October 20, 1967 the employer (Laguna College) filed a petition for certification
election before the respondent court to determine whether the Laguna College Teachers
Association (LACTA) or any other labor organization is the true and voluntary choice of the
majority of the teachers working in the establishment of the employer and as the sole exclusive
bargaining representative.

Issue: Who determines which group or category of employees is the appropriate bargaining
unit?

Law Applicable: Labor Code of the Philippines

Case History:

March 11, 1968 the Trial Judge Paredes granted the request for certification election and
declared that the appropriate collective bargaining unit is the employer unit comprising of all
teachers of the employer.

Ruling:

The employees determine which group or category of employees is the appropriate


bargaining unit. The Globe doctrine deals with the determination of whether a certain group of
category of employees constitutes an appropriate bargaining unit and it states that in
determining the same, the desire or will of the employees is taken into consideration.

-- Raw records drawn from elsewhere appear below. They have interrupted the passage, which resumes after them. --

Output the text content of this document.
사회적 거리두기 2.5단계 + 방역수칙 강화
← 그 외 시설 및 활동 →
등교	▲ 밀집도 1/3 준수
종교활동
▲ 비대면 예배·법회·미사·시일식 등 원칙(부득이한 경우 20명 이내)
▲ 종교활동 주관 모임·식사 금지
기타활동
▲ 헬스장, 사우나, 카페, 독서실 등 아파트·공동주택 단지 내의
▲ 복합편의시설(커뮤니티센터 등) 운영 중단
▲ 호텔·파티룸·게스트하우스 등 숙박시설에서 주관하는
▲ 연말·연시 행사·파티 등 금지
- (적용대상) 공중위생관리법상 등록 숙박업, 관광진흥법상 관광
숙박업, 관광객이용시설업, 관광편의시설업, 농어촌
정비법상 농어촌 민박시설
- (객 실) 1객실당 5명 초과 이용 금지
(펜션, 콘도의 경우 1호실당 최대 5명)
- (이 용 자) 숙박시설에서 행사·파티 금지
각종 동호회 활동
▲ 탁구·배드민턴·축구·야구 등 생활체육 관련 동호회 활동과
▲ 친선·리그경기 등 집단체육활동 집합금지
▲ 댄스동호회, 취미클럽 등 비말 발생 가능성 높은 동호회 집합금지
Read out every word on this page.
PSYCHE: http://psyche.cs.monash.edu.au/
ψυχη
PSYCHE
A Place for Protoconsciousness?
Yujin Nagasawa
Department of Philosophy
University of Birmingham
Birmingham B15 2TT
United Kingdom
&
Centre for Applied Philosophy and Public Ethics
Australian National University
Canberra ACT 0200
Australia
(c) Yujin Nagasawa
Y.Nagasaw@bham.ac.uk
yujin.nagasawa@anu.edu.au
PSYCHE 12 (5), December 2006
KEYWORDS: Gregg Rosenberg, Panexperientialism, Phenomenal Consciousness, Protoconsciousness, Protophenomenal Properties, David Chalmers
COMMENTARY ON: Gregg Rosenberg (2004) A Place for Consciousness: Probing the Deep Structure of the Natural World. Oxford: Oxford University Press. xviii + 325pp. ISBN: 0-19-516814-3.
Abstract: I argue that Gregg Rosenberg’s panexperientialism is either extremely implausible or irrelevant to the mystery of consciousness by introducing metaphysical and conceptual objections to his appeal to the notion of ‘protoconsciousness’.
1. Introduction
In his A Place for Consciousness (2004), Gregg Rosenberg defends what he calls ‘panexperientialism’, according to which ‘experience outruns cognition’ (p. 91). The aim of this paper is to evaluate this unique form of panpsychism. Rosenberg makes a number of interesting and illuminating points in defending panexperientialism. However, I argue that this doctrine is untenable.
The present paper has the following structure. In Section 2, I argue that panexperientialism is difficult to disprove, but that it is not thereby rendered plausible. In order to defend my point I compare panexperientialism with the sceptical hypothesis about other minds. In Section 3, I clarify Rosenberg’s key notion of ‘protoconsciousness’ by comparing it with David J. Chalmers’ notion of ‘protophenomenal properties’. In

In the present case, the employer proposed two separate units (regarding on the
appropriate bargaining unit) which are: (1) college unit composed of professors and instructors
in College and (2) high school unit composed of high school teachers while the employee
(LACTA) proposed only one unit composed of all teachers in the entire Laguna College. The
Supreme Court upheld the employee (LACTA) because to divide the collective bargaining unit
into two would lessen their strength for collective bargaining and which would not be conducive
to industrial peace and the employer would be contending with two (2) different unions vying
against each other for better benefits to gain more members.

Opinion:

With all due respect to this Honorable Court, I would like to say that this decision really
helped the employees in asserting and protecting their right to self-organization from the
employers who want to interfere with the said right.